“Everything’s been said. But no one was listening, so we have to keep saying it.” — Anonymous.
I’ve said this before, I know. Look away if you want. I won’t mind. Some of this applies across the board, but this is mostly for the short story people out there.
Ok, tough guys of all genders, do you really think you’re ready for this? Of course you do, and why shouldn’t you? You’ve endured the long hours with nothing but you and a blank screen. You’ve endured the rejections. You’ve endured the shoestring operations that either lose your submissions or close up shop before they publish that story they bought from you, the one that was going to make your reputation overnight. Your grin may have been more grimace for a bit, but you got through it. Now you sneer at editorial indifference, you scoff at bad reviews. You’ve been assayed, weighed in the balance, proven. You’re starting to break through; the venues are getting better, the checks are getting larger. This is no small accomplishment. You’re in. You’ve done it. You’ve passed all the tests.

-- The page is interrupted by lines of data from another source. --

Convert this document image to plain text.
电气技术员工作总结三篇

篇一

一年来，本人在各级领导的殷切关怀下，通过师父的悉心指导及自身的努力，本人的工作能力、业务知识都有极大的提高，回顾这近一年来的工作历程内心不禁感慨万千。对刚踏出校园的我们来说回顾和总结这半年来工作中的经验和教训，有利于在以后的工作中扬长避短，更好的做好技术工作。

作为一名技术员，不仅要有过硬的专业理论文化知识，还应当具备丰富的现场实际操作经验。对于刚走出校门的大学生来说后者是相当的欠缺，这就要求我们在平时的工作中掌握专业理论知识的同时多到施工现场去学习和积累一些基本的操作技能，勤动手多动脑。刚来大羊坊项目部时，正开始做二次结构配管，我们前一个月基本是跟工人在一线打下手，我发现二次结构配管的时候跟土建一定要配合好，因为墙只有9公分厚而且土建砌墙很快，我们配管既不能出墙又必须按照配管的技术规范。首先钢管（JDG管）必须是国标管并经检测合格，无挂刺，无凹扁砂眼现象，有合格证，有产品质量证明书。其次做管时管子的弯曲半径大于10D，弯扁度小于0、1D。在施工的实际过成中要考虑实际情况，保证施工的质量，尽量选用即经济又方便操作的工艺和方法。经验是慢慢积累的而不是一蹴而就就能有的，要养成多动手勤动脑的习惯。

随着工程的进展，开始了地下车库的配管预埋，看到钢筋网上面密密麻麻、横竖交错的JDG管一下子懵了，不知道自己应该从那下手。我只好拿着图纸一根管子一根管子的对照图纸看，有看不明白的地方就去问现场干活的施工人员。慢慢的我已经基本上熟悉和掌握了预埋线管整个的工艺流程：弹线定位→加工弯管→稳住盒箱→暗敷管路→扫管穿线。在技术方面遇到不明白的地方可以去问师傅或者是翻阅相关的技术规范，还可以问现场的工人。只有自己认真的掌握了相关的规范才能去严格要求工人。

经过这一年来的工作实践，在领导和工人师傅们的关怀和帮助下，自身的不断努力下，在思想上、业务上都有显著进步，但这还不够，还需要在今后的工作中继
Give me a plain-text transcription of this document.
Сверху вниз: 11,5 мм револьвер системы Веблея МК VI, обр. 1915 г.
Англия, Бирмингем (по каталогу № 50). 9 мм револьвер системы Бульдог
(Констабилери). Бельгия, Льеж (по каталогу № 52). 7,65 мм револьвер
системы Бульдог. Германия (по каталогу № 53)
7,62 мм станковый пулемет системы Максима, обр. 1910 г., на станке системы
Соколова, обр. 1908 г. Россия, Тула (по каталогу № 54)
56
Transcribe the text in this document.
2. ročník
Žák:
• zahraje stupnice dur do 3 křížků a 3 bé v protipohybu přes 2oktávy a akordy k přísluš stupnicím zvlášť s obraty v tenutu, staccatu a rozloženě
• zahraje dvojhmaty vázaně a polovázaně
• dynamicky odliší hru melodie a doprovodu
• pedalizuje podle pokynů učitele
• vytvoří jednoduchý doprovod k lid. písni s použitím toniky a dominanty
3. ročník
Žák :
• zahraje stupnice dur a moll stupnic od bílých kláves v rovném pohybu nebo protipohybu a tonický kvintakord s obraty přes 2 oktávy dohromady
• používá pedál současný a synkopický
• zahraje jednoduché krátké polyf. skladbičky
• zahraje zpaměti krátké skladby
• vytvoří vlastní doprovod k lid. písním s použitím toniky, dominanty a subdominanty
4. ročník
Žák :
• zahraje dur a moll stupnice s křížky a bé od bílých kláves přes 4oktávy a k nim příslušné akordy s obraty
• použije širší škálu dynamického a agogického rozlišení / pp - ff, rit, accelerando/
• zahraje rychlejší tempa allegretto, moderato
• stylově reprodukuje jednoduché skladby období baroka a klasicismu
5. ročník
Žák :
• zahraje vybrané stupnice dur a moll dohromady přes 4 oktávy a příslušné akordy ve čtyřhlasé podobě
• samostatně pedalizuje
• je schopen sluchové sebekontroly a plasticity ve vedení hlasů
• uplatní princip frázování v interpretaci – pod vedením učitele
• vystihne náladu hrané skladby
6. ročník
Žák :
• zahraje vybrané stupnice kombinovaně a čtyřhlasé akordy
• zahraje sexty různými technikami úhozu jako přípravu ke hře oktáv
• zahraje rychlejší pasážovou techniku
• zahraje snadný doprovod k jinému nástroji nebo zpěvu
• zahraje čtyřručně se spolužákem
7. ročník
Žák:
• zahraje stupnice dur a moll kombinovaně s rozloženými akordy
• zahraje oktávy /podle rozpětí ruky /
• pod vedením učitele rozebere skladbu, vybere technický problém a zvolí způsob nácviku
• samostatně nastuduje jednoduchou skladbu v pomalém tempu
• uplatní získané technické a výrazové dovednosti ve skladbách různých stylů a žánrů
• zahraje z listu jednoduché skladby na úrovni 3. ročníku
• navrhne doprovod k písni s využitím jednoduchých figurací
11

Not all. There’s still one test left. And while we’re at it, how good are you at being ignored?
Was that a collective “Huh? What’s he on about? I’ve been reviewed in Locus! I even get fan mail now and then. I’m not being ignored.”
At least until your first collection, odds are that the only reason you got reviewed was because you’re one more name that happened to be in a ToC assigned to that particular reviewer, and even that’s no guarantee. Reviewers can and often do skip stories that either don’t interest them or they feel they have nothing to say worth saying about that story. Reader feedback is more promising, but such responses are usually few and far between. Unless you’re one of those few writers who strikes it hot with your first few pieces, you’re just one more horse in the race. And, as you may have noticed, there are a lot of horses in this race. In short, and please get this through your skull now, it’s important–so far as this field is concerned, No one cares. Presumably your friends care, and your family likewise, but the field of speculative fiction? Step in front of a bus tomorrow and you’re one column inch in next month’s Locus. Maybe. That’s it.
“But what about my work?”
What about it? Do yourself a favor: the next time you’re at a flea market or the right kind of used book store, look through a pile of mouldering old magazines from the fifties, sixties, seventies, and check out the ToC of a few. How many of the names there have you even heard of, let alone read, before that moment? All those people whose names aren’t Bradbury or Leiber or Zelazny. These people — with a few exceptions — were producing professional, salable work, sometimes for many years. They’re where you are now. And they were never more than one more name on a ToC. Now, years later, they’re not even a footnote. Read an obituary in Locus about some writer that died six months or a year back and the field is only now noticing. Maybe the obit lists what magazines they published in, maybe a couple of old Ace Doubles or a Belmont Tower novel written forty years before you were born. Maybe they’ll even find someone who knew them when to say a few words. But did you know who they were? Had you ever read anything they ever did? Pick a name. Study it carefully. Realize, to the core of your being that, chances are, in twenty or thirty or forty years that’s going to be you.
See, the final test is time. You might think I mean “posterity,” but no — that’s a separate can of worms. I mean time. To be absolutely clear I mean your life, because that’s what time is so far as you’re concerned. Is this what you want to do with it? Be very sure you know the answer.
If writing is what you do, if producing work on the top of your game and trying to get better makes you happy, if you like and appreciate the feedback but don’t really need it to keep going, well, maybe you’ll kick time’s butt. Or won’t mind so much when it sooner or later kicks yours.
Anything less is grief waiting to happen.